In sex surveys, most men and women tell the truth when asked how many partners they have slept with, but a small number (especially men) are inclined to exaggerate to such an extent that it can badly skew mean statistics in ways that are difficult to detect.
The equivalent in cybercrime surveys would be the very high losses experienced by a small number of individuals being generalised across larger groups which have overwhelmingly suffered only mild distress, offering a distorted picture of the experience of most victims.
It is an obvious point that subjective surveys have this sort of risk built into them, but that hasn't stopped the security industry wielding surveys in a tool of knowledge and understanding when they are nothing of the sort.
As the authors point out, the least reliable cybercrime numbers tend to be the "eye-popping" estimates of financial losses sometimes attributed to different types of cybercrime.
"It does not appear generally understood that the estimates we have of cybercrime losses also have these ingredients of catastrophic error, and the measures to safeguard against such bias have been universally ignored," say the authors.
"Our assessment of the quality of cyber-crime surveys is harsh: they are so compromised and biased that no faith whatever can be placed in their findings. We are not alone in this judgement."
The authors recommend ignoring any survey that does not fully explain its methodology and of examining statistical giveaways such as the ratio of mean to median.
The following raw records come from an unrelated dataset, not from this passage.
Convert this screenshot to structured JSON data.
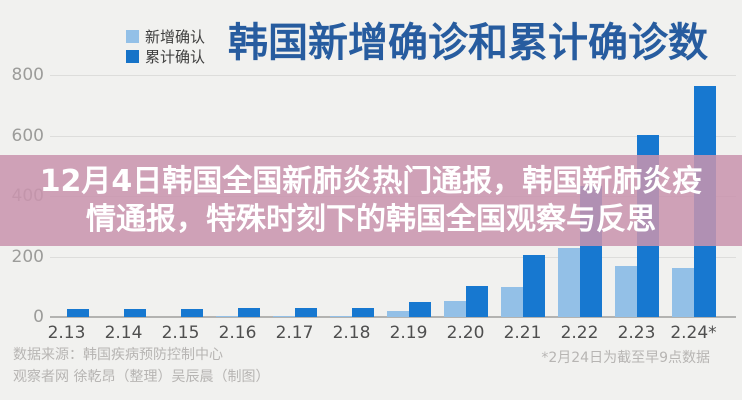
{
  "legend": {
    "items": [
      {
        "label": "新增确认",
        "color": "#93c0e7"
      },
      {
        "label": "累计确认",
        "color": "#1673c8"
      }
    ]
  },
  "title": "韩国新增确诊和累计确诊数",
  "overlay": {
    "lines": [
      "12月4日韩国全国新肺炎热门通报，韩国新肺炎疫",
      "情通报，特殊时刻下的韩国全国观察与反思"
    ]
  },
  "chart_data": {
    "type": "bar",
    "title": "韩国新增确诊和累计确诊数",
    "categories": [
      "2.13",
      "2.14",
      "2.15",
      "2.16",
      "2.17",
      "2.18",
      "2.19",
      "2.20",
      "2.21",
      "2.22",
      "2.23",
      "2.24*"
    ],
    "series": [
      {
        "name": "新增确认",
        "color": "#93c0e7",
        "values": [
          0,
          0,
          0,
          1,
          1,
          1,
          20,
          53,
          100,
          229,
          169,
          161
        ]
      },
      {
        "name": "累计确认",
        "color": "#1778d0",
        "values": [
          28,
          28,
          28,
          29,
          30,
          31,
          51,
          104,
          204,
          433,
          602,
          763
        ]
      }
    ],
    "ylim": [
      0,
      800
    ],
    "yticks": [
      0,
      200,
      400,
      600,
      800
    ],
    "grid": "horizontal",
    "legend_position": "top-left"
  },
  "footer": {
    "source_line1": "数据来源：韩国疾病预防控制中心",
    "source_line2": "观察者网 徐乾昂（整理）吴辰晨（制图）",
    "note": "*2月24日为截至早9点数据"
  }
}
If this number rises above a certain level so must sample sizes, sometimes to unfeasibly large numbers beyond the reach of most surveyors.
If the authors nail the distortions that plague many subjective surveys, what they don't analyse in detail beyond the odd dark hint is why such flawed survey methods have become popular in media culture, especially for cybersecurity, an area governed by so many unknowns.
The answer clearly has partly to do with the insatiable desire of companies to associate themselves with favourite themes using attention-grabbing survey numbers, preferably financial ones involving frightening losses. Survey science, then, has become a tool of marketing and PR rather than research.
Human beings also have a fixation with understanding complex phenomena through generalisations. At its worst this can manufacture knowledge from information in ways that distort how people treat issues such as risk.